9. A liquid crystal display device including a liquid crystal display panel with a first substrate and a second substrate opposite the first substrate, having a first polarizing plate bonded to the first substrate and a second polarizing plate bonded to the second substrate, and a backlight disposed close to the first substrate of the liquid crystal display panel,

wherein the backlight includes a light guide plate, a mold which accommodates the light guide plate, and a plurality of optical sheets disposed on the light guide plate;

among the optical sheets, at least the optical sheet that is the closest to the liquid crystal display panel includes a first region positioned farther to the outside than an end part of the light guide plate; and

the first polarizing plate is bonded to the mold via the first region.

10. The liquid crystal display device according to claim 9, wherein an edge of the first region is positioned farther to the outside than an end part of the first polarizing plate.

11. The liquid crystal display device according to claim 9,

wherein the first polarizing plate and the first, region of the optical sheet that is the closest to the liquid crystal display panel are bonded, and the mold and the first region of the optical sheet that is the closest to the mold among the optical sheets are bonded with a double-sided adhesive tape, respectively; and

a whole region of the double-sided adhesive tape is overlapped with the first region in a planar view.

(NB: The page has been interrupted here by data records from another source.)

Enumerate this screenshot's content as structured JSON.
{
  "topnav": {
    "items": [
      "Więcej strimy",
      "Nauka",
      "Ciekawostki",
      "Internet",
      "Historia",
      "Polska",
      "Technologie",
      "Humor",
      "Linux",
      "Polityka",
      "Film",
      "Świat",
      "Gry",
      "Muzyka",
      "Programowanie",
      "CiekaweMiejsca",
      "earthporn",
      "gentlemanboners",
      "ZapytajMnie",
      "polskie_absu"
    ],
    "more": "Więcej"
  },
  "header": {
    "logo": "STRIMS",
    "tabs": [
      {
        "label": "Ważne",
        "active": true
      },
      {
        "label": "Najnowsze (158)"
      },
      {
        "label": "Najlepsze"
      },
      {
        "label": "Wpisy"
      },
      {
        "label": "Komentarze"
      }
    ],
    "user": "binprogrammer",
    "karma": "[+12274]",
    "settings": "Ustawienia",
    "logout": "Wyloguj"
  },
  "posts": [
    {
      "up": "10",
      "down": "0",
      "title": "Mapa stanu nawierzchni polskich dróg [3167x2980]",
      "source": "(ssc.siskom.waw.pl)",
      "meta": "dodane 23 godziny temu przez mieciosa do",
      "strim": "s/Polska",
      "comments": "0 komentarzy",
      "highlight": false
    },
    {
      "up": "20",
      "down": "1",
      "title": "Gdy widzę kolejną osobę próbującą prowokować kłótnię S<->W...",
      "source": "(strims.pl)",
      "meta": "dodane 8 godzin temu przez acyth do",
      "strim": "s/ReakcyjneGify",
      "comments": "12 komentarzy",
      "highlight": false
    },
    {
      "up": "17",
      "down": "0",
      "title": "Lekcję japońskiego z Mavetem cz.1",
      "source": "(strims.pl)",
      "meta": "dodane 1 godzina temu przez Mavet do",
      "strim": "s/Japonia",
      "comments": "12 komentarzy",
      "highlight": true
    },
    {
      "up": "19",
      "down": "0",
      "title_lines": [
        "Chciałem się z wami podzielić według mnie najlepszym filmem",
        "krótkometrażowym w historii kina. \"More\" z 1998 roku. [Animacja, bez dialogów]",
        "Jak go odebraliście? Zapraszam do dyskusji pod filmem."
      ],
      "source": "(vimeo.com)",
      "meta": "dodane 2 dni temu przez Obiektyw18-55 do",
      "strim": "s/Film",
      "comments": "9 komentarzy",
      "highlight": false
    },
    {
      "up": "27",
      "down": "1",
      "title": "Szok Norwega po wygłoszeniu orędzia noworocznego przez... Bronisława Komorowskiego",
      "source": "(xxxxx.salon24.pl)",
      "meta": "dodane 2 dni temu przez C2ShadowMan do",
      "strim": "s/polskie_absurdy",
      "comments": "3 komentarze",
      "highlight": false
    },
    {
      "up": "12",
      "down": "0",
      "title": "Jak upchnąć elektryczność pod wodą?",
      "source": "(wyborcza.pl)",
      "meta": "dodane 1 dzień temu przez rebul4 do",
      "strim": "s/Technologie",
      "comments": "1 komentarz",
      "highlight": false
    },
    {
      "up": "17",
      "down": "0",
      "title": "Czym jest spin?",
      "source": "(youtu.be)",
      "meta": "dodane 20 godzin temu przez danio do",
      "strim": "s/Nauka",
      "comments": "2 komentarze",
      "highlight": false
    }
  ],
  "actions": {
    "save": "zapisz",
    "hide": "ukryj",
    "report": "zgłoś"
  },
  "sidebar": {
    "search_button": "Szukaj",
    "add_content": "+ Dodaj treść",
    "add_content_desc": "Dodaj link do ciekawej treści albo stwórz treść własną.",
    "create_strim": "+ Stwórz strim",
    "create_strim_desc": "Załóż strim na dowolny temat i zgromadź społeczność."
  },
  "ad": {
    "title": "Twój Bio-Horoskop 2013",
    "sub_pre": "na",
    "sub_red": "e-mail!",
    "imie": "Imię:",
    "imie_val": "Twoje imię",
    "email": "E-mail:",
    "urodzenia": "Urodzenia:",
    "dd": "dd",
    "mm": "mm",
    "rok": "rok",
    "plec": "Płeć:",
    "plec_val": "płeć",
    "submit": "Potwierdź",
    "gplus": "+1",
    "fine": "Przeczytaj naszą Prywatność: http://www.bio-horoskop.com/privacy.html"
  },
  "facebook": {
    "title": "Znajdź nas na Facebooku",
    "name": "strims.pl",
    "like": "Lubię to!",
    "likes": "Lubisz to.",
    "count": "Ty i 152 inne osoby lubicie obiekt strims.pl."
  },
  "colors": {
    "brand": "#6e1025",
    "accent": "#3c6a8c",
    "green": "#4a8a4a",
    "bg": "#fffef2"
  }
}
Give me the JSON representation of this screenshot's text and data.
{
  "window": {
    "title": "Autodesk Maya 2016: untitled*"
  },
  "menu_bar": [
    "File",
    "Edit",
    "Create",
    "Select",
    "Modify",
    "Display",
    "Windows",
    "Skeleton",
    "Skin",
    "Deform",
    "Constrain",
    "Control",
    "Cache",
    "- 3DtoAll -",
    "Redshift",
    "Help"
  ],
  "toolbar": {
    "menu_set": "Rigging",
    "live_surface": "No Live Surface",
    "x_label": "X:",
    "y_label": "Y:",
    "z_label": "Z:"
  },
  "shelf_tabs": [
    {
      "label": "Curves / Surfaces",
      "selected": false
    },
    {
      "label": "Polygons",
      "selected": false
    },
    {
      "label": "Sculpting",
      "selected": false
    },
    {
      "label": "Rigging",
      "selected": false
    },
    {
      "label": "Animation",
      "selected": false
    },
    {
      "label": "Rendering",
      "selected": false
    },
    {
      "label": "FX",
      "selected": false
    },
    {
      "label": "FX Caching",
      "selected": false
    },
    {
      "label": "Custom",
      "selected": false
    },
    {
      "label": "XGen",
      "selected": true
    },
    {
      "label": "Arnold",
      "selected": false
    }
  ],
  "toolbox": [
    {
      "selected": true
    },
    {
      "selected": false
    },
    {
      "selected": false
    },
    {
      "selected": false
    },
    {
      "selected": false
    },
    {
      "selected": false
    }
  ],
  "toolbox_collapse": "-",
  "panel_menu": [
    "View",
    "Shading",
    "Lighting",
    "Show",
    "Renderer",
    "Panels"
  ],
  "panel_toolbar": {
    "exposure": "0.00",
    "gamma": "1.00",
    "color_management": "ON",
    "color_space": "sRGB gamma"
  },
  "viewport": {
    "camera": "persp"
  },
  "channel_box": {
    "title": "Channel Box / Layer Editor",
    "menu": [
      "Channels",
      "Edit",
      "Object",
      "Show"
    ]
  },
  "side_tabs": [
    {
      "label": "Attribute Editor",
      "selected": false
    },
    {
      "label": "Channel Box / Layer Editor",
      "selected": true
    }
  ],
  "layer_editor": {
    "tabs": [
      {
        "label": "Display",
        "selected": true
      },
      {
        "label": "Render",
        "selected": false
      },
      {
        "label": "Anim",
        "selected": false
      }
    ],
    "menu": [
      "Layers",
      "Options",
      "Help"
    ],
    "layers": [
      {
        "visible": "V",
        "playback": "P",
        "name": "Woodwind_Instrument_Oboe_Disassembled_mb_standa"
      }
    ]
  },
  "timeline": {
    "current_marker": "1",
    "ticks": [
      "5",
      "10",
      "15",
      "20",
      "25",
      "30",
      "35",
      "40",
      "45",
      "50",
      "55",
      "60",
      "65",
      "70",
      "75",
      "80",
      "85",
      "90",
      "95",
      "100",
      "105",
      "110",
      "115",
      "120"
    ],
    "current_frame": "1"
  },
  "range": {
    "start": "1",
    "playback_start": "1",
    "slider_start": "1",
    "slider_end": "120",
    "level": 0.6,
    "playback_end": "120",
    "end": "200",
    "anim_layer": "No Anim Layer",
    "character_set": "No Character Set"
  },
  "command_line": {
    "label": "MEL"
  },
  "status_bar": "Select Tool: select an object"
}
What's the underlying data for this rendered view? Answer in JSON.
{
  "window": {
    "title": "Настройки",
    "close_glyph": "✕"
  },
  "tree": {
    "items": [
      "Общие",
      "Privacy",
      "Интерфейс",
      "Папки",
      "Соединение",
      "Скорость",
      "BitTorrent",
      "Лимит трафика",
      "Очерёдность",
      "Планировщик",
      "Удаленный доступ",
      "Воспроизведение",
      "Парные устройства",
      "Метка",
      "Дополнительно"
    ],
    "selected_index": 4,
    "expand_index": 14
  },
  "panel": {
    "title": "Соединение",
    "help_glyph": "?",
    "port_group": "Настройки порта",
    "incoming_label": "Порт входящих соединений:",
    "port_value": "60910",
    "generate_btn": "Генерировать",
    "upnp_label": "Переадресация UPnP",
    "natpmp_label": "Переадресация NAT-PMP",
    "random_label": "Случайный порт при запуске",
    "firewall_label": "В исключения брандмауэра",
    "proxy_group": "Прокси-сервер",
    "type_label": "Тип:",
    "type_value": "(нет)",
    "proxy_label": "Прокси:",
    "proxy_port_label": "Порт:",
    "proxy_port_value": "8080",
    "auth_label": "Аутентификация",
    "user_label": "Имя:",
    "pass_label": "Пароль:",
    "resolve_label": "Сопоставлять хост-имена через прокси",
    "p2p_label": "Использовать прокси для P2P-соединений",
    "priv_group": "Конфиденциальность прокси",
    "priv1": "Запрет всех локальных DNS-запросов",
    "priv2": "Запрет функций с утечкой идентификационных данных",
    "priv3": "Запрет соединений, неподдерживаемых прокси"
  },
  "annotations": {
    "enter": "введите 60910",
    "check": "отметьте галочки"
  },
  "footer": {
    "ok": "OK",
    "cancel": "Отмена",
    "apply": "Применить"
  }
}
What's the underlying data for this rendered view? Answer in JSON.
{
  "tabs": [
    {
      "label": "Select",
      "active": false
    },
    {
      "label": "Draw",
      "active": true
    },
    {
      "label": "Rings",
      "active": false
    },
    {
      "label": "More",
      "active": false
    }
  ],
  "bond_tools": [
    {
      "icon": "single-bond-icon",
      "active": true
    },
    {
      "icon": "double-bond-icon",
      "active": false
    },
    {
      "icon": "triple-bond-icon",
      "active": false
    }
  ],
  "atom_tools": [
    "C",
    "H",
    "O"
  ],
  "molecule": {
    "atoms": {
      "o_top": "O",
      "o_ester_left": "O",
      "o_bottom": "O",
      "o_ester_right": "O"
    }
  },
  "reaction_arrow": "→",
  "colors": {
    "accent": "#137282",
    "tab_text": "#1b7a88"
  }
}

12. The liquid crystal display device according to claim 9,

wherein some of the optical sheets including the optical sheet that is the closest to the liquid crystal display panel have the first regions; and

the first polarizing plate is bonded to the mold via the first regions of some of the optical sheets.

13. The liquid crystal display device according to claim 12,

wherein all the optical sheets have the first regions; and

the first polarizing plate is bonded to the mold via the first regions of all the optical sheets.

14. The liquid crystal display device according to claim 9, wherein the first polarizing plate is bonded to the mold only via a part of the optical sheet that is the closest to the liquid crystal display panel, which faces the first region.

15. The liquid crystal display device according to claim 9,

wherein the optical sheets include a first diffusion sheet, a first prism sheet, and a second prism sheet positioned closer to the liquid crystal display panel than the first prism sheet; and

the second prism sheet is the closest to the liquid crystal display panel.

16. The liquid crystal display device according to claim 9,

wherein the optical sheets include a first diffusion sheet, a first prism sheet, a second prism sheet positioned closer to the liquid crystal display panel than the first prism sheet, and a second diffusion sheet positioned closer to the liquid crystal display panel than the first diffusion sheet; and

the second diffusion sheet is the closest to the liquid crystal display panel.

17. The liquid crystal display device according to claim 9,

wherein the backlight has a light source which faces a first side of the light guide plate; and

the first region is positioned close to a second side of the light guide plate, which is different from the first side.